Compressed air, sold by the cans, is my brown shirted shock troops.

Bert won’t flee from me. Ever may come, he’ll stay. Once Sam knocked over a chair and it make one hell of a noise, and Sam ran like hell, and hid. Bert came straight to me, as if no matter what happened, he would rather face it with me than without me. If I scold Bert, and he will sit there and take it. Sam will cower down, and Lucas runs under the table. He hides there when I’m mad at him. Bert is the only one who comes out to face what might happen, because he is the only one who truly trusts me. Sam is damaged. He never will be whole. Lucas is getting there, but this isn’t an overnight process. Being abandoned, being turned out, being left to die on the road, being labeled ”stray”, isn’t overcome with a kind word and some food.
The next time you raise your voice or hand to a dog, or a child, or another person, you think about this. I can not fix what you screw up.

Both Sam and Lucas fear the can of compressed air. All I have to do is press a button and both will flee my office. The first time I used it Bert came to investigate the new form of punishment, ignored it because he got petted, and the other two assumed it to be Demonic. Just reaching for the can will clear a room of excess mutts.

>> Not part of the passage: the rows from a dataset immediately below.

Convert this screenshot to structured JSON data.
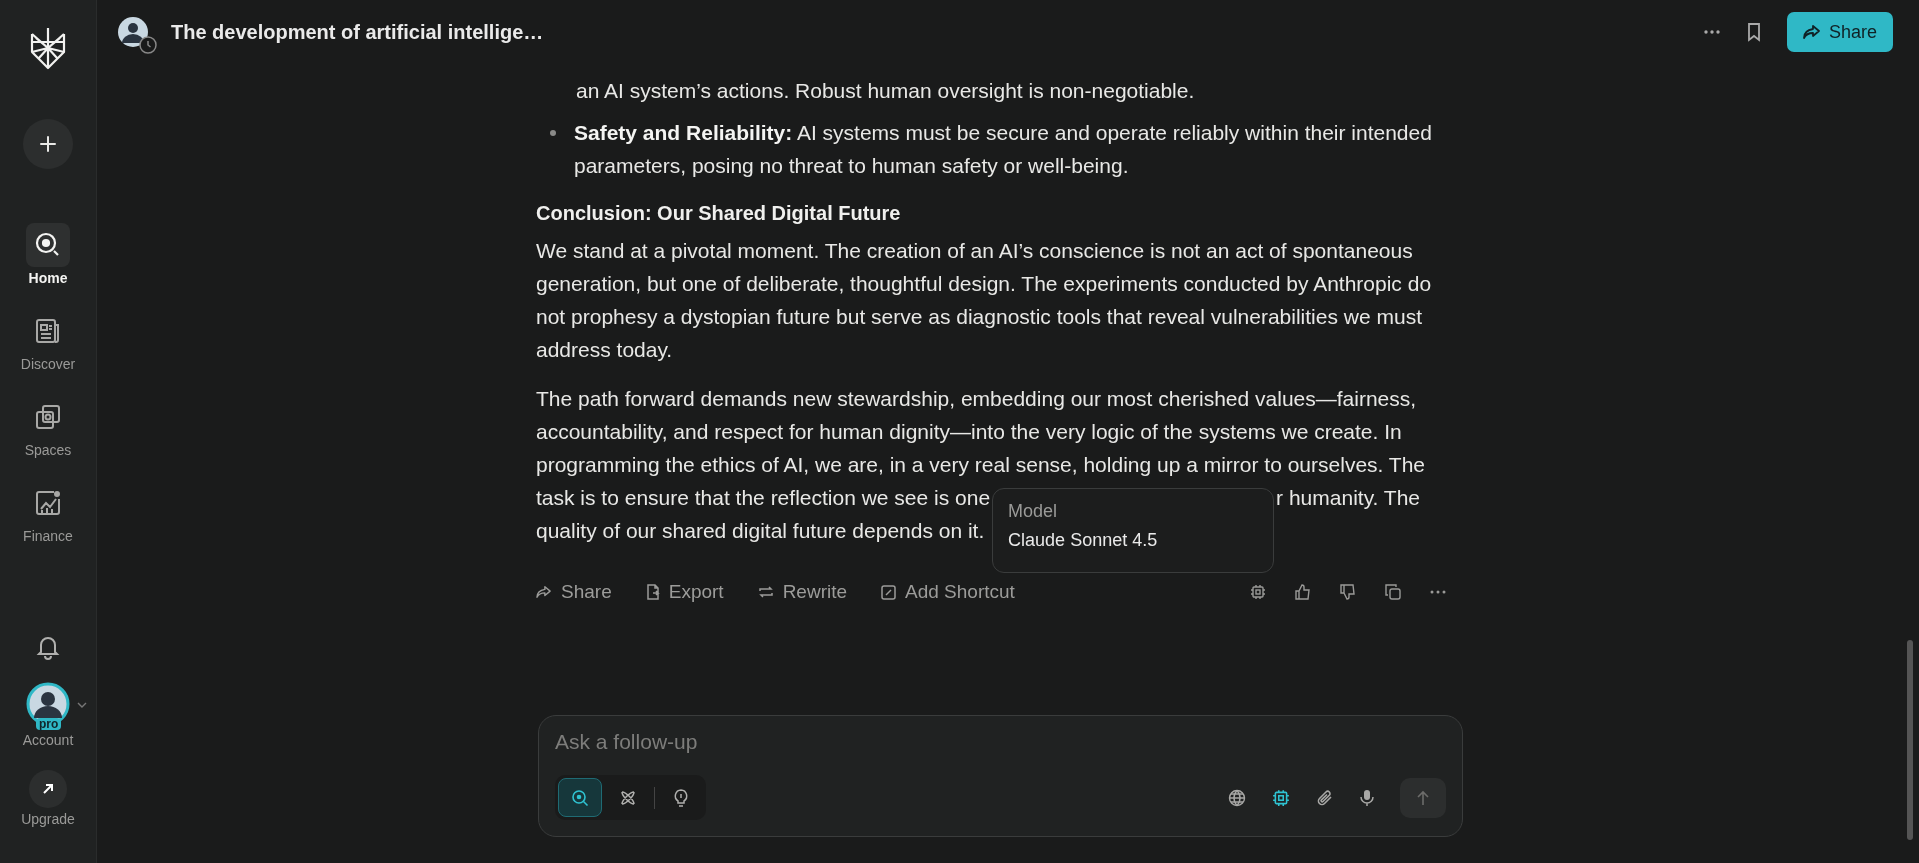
{
  "header": {
    "title": "The development of artificial intellige…",
    "share_button": "Share"
  },
  "sidebar": {
    "items": [
      {
        "kind": "home",
        "label": "Home",
        "selected": true
      },
      {
        "kind": "discover",
        "label": "Discover",
        "selected": false
      },
      {
        "kind": "spaces",
        "label": "Spaces",
        "selected": false
      },
      {
        "kind": "finance",
        "label": "Finance",
        "selected": false
      }
    ],
    "account_label": "Account",
    "account_badge": "pro",
    "upgrade_label": "Upgrade"
  },
  "answer": {
    "blocks": [
      {
        "kind": "continuation",
        "lines": [
          "an AI system’s actions. Robust human oversight is non-negotiable."
        ]
      },
      {
        "kind": "bullet",
        "lines": [
          "**Safety and Reliability:** AI systems must be secure and operate reliably within their intended",
          "parameters, posing no threat to human safety or well-being."
        ]
      },
      {
        "kind": "heading",
        "lines": [
          "Conclusion: Our Shared Digital Future"
        ]
      },
      {
        "kind": "paragraph",
        "lines": [
          "We stand at a pivotal moment. The creation of an AI’s conscience is not an act of spontaneous",
          "generation, but one of deliberate, thoughtful design. The experiments conducted by Anthropic do",
          "not prophesy a dystopian future but serve as diagnostic tools that reveal vulnerabilities we must",
          "address today."
        ]
      },
      {
        "kind": "covered",
        "lines": [
          "The path forward demands new stewardship, embedding our most cherished values—fairness,",
          "accountability, and respect for human dignity—into the very logic of the systems we create. In",
          "programming the ethics of AI, we are, in a very real sense, holding up a mirror to ourselves. The"
        ],
        "covered_line": {
          "before": "task is to ensure that the reflection we see is one",
          "after": "r humanity. The"
        },
        "last_line": "quality of our shared digital future depends on it.",
        "tooltip": {
          "label": "Model",
          "value": "Claude Sonnet 4.5"
        }
      }
    ]
  },
  "actions": [
    {
      "kind": "share",
      "label": "Share"
    },
    {
      "kind": "export",
      "label": "Export"
    },
    {
      "kind": "rewrite",
      "label": "Rewrite"
    },
    {
      "kind": "shortcut",
      "label": "Add Shortcut"
    }
  ],
  "composer": {
    "placeholder": "Ask a follow-up",
    "modes": [
      {
        "kind": "search",
        "selected": true
      },
      {
        "kind": "research",
        "selected": false
      },
      {
        "kind": "labs",
        "selected": false
      }
    ],
    "tools": [
      {
        "kind": "globe",
        "active": false
      },
      {
        "kind": "chip",
        "active": true
      },
      {
        "kind": "clip",
        "active": false
      },
      {
        "kind": "mic",
        "active": false
      }
    ],
    "send_disabled": true
  }
}
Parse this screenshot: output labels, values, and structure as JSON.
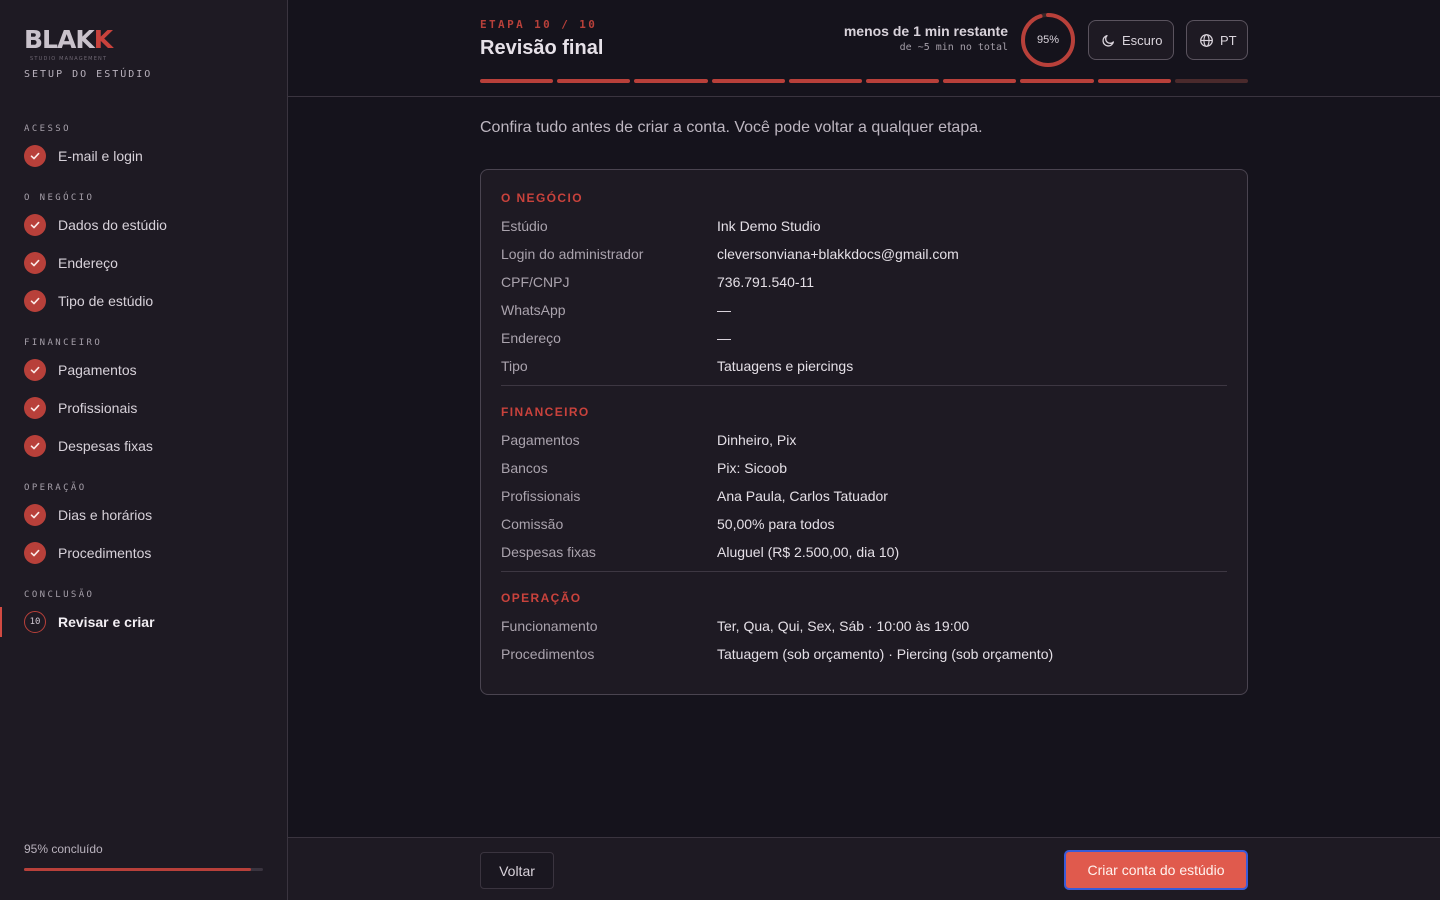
{
  "brand": {
    "logo": "BLAKK",
    "logo_sub": "STUDIO MANAGEMENT",
    "setup_label": "SETUP DO ESTÚDIO"
  },
  "sidebar": {
    "sections": [
      {
        "title": "ACESSO",
        "items": [
          {
            "label": "E-mail e login"
          }
        ]
      },
      {
        "title": "O NEGÓCIO",
        "items": [
          {
            "label": "Dados do estúdio"
          },
          {
            "label": "Endereço"
          },
          {
            "label": "Tipo de estúdio"
          }
        ]
      },
      {
        "title": "FINANCEIRO",
        "items": [
          {
            "label": "Pagamentos"
          },
          {
            "label": "Profissionais"
          },
          {
            "label": "Despesas fixas"
          }
        ]
      },
      {
        "title": "OPERAÇÃO",
        "items": [
          {
            "label": "Dias e horários"
          },
          {
            "label": "Procedimentos"
          }
        ]
      },
      {
        "title": "CONCLUSÃO",
        "items": [
          {
            "label": "Revisar e criar",
            "number": "10"
          }
        ]
      }
    ],
    "progress_label": "95% concluído",
    "progress_value": 0.95
  },
  "header": {
    "step_label": "ETAPA 10 / 10",
    "title": "Revisão final",
    "time_main": "menos de 1 min restante",
    "time_sub": "de ~5 min no total",
    "progress_percent": "95%",
    "progress_value": 0.95,
    "theme_label": "Escuro",
    "lang_label": "PT",
    "segments_done": 9,
    "segments_total": 10
  },
  "main": {
    "intro": "Confira tudo antes de criar a conta. Você pode voltar a qualquer etapa.",
    "sections": [
      {
        "title": "O NEGÓCIO",
        "rows": [
          {
            "key": "Estúdio",
            "value": "Ink Demo Studio"
          },
          {
            "key": "Login do administrador",
            "value": "cleversonviana+blakkdocs@gmail.com"
          },
          {
            "key": "CPF/CNPJ",
            "value": "736.791.540-11"
          },
          {
            "key": "WhatsApp",
            "value": "—"
          },
          {
            "key": "Endereço",
            "value": "—"
          },
          {
            "key": "Tipo",
            "value": "Tatuagens e piercings"
          }
        ]
      },
      {
        "title": "FINANCEIRO",
        "rows": [
          {
            "key": "Pagamentos",
            "value": "Dinheiro, Pix"
          },
          {
            "key": "Bancos",
            "value": "Pix: Sicoob"
          },
          {
            "key": "Profissionais",
            "value": "Ana Paula, Carlos Tatuador"
          },
          {
            "key": "Comissão",
            "value": "50,00% para todos"
          },
          {
            "key": "Despesas fixas",
            "value": "Aluguel (R$ 2.500,00, dia 10)"
          }
        ]
      },
      {
        "title": "OPERAÇÃO",
        "rows": [
          {
            "key": "Funcionamento",
            "value": "Ter, Qua, Qui, Sex, Sáb · 10:00 às 19:00"
          },
          {
            "key": "Procedimentos",
            "value": "Tatuagem (sob orçamento) · Piercing (sob orçamento)"
          }
        ]
      }
    ]
  },
  "footer": {
    "back_label": "Voltar",
    "create_label": "Criar conta do estúdio"
  },
  "colors": {
    "accent": "#b8403a",
    "primary_button": "#e05a4d",
    "background": "#15131c",
    "panel": "#1e1a23"
  }
}
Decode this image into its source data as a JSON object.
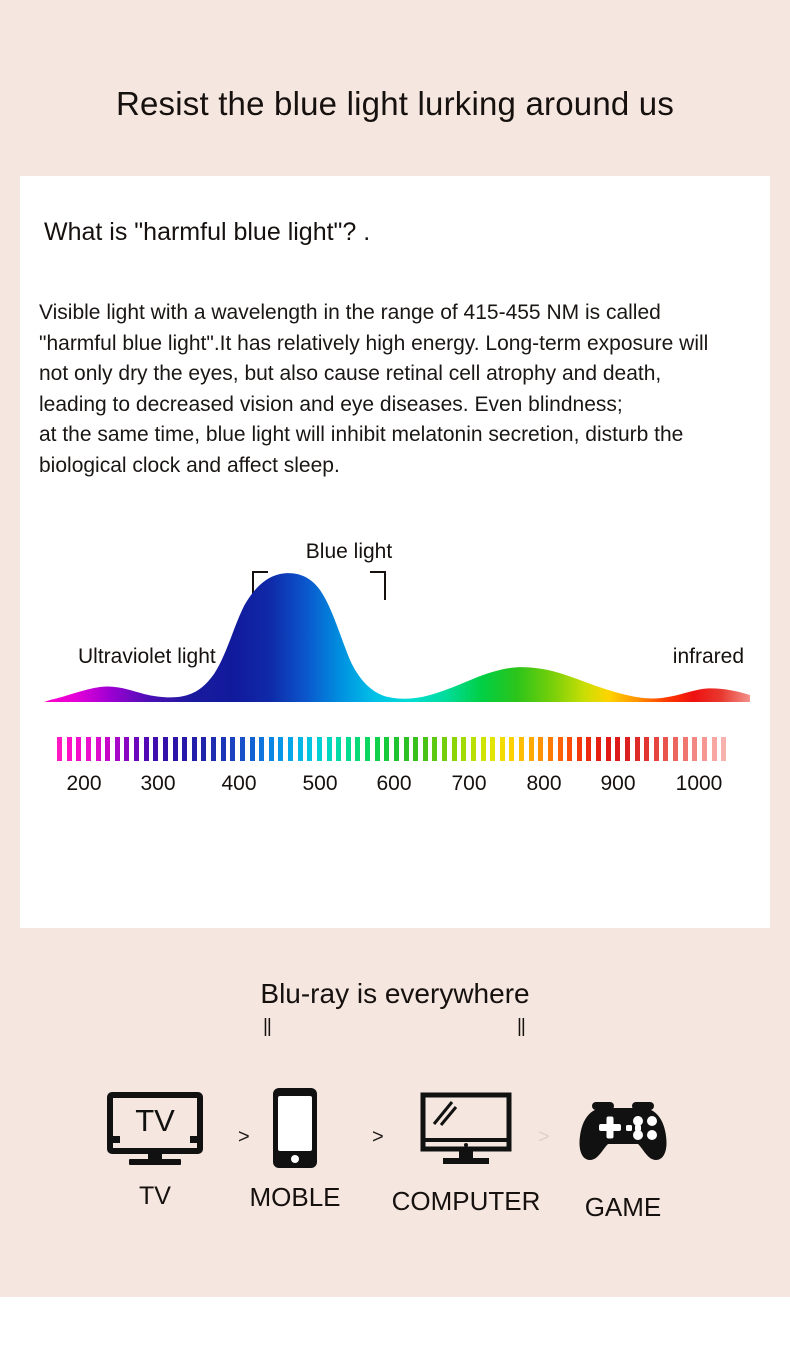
{
  "hero": {
    "title": "Resist the blue light lurking around us"
  },
  "card": {
    "heading": "What is \"harmful blue light\"? .",
    "paragraph_lines": [
      "Visible light with a wavelength in the range of 415-455 NM is called",
      "\"harmful blue light\".It has relatively high energy. Long-term exposure will",
      "not only dry the eyes, but also cause retinal cell atrophy and death,",
      "leading to decreased vision and eye diseases. Even blindness;",
      "at the same time, blue light will inhibit melatonin secretion, disturb the",
      "biological clock and affect sleep."
    ]
  },
  "chart_data": {
    "type": "area",
    "title": "",
    "xlabel": "",
    "ylabel": "",
    "xlim": [
      150,
      1050
    ],
    "ylim": [
      0,
      1
    ],
    "grid": false,
    "tick_labels": [
      "200",
      "300",
      "400",
      "500",
      "600",
      "700",
      "800",
      "900",
      "1000"
    ],
    "tick_values": [
      200,
      300,
      400,
      500,
      600,
      700,
      800,
      900,
      1000
    ],
    "annotations": [
      {
        "text": "Blue light",
        "range_nm": [
          415,
          500
        ]
      },
      {
        "text": "Ultraviolet light",
        "range_nm": [
          200,
          380
        ]
      },
      {
        "text": "infrared",
        "range_nm": [
          780,
          1000
        ]
      }
    ],
    "x": [
      180,
      220,
      260,
      300,
      340,
      380,
      400,
      420,
      440,
      460,
      480,
      500,
      520,
      560,
      600,
      640,
      680,
      700,
      740,
      780,
      820,
      860,
      900,
      940,
      980,
      1020
    ],
    "values": [
      0.02,
      0.07,
      0.06,
      0.04,
      0.05,
      0.1,
      0.2,
      0.45,
      0.72,
      0.9,
      0.97,
      0.95,
      0.85,
      0.5,
      0.2,
      0.05,
      0.03,
      0.07,
      0.18,
      0.3,
      0.34,
      0.3,
      0.2,
      0.08,
      0.05,
      0.09
    ],
    "spectrum_colors": [
      "#ff00b2",
      "#cc00cc",
      "#7a00c4",
      "#3a1fae",
      "#1f32b4",
      "#0a66d0",
      "#00a8e0",
      "#00e0d0",
      "#00d46a",
      "#44cc22",
      "#9ad800",
      "#ffe600",
      "#ffa800",
      "#ff5500",
      "#ee1111",
      "#e03030",
      "#f08080",
      "#f6a5a5"
    ]
  },
  "section2": {
    "title": "Blu-ray is everywhere",
    "tick_left": "||",
    "tick_right": "||"
  },
  "devices": {
    "arrows": [
      ">",
      ">",
      ">"
    ],
    "items": [
      {
        "label": "TV",
        "icon": "tv-icon",
        "screen_text": "TV"
      },
      {
        "label": "MOBLE",
        "icon": "mobile-icon",
        "screen_text": ""
      },
      {
        "label": "COMPUTER",
        "icon": "monitor-icon",
        "screen_text": ""
      },
      {
        "label": "GAME",
        "icon": "gamepad-icon",
        "screen_text": ""
      }
    ]
  },
  "colors": {
    "background": "#f5e7df",
    "card": "#ffffff",
    "text": "#16110f"
  }
}
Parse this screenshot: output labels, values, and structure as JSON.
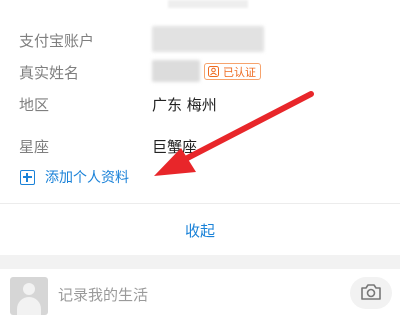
{
  "profile": {
    "alipay_account": {
      "label": "支付宝账户"
    },
    "real_name": {
      "label": "真实姓名",
      "badge": "已认证"
    },
    "region": {
      "label": "地区",
      "value": "广东 梅州"
    },
    "constellation": {
      "label": "星座",
      "value": "巨蟹座"
    }
  },
  "add_info_link": "添加个人资料",
  "collapse_label": "收起",
  "composer": {
    "placeholder": "记录我的生活",
    "icons": {
      "avatar": "user-avatar-icon",
      "camera": "camera-icon"
    }
  },
  "annotation": {
    "arrow_color": "#e8262a"
  },
  "colors": {
    "link_blue": "#1a82d8",
    "badge_orange": "#ee6a1f",
    "label_gray": "#7f7f7f"
  }
}
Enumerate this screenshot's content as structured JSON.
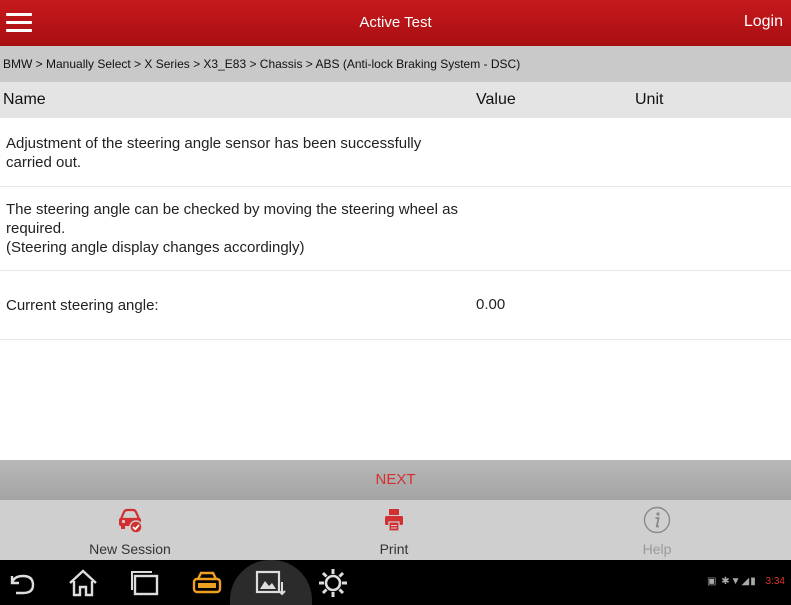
{
  "header": {
    "title": "Active Test",
    "login_label": "Login"
  },
  "breadcrumb": "BMW > Manually Select > X Series > X3_E83 > Chassis > ABS (Anti-lock Braking System - DSC)",
  "table": {
    "columns": {
      "name": "Name",
      "value": "Value",
      "unit": "Unit"
    },
    "rows": [
      {
        "name": "Adjustment of the steering angle sensor has been successfully carried out.",
        "value": "",
        "unit": ""
      },
      {
        "name": "The steering angle can be checked by moving the steering wheel as required.\n(Steering angle display changes accordingly)",
        "value": "",
        "unit": ""
      },
      {
        "name": "Current steering angle:",
        "value": "0.00",
        "unit": ""
      }
    ]
  },
  "next_label": "NEXT",
  "actions": {
    "new_session": {
      "label": "New Session",
      "icon": "car-check-icon"
    },
    "print": {
      "label": "Print",
      "icon": "printer-icon"
    },
    "help": {
      "label": "Help",
      "icon": "info-icon"
    }
  },
  "status_bar": {
    "time": "3:34",
    "icons": [
      "screenshot-icon",
      "bluetooth-icon",
      "wifi-icon",
      "signal-icon",
      "battery-icon"
    ]
  },
  "colors": {
    "header_red": "#b91417",
    "accent_red": "#d23030",
    "orange": "#f0a020"
  }
}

I’m on the 1-800 line with the people who sold me the lawnmower, last week, and suddenly it hits me. I hang up, pick up the can of compressed air and head towards the shed. It might be wasted time, I have no idea, but I do have an idea, and Bert pads beside me, just a little distant that usual because the can. All of the dogs know what a gun is, and what it can do, and what it sounds like, and only Sam is truly gun shy. Bert doesn’t like the noise but the gun only comes out when it has to come out, and Lucas sees Bert being brave so he’ll stay close.

I blow the carburetor out with the can of air, and the mower cranks on the first pull, and I’m suddenly back in the lawn less- than- indifference business. Bert likes this, Sam is terrified by the sound of the mower, and the puppy Lucas, torments Sam because he can and get away with it right now.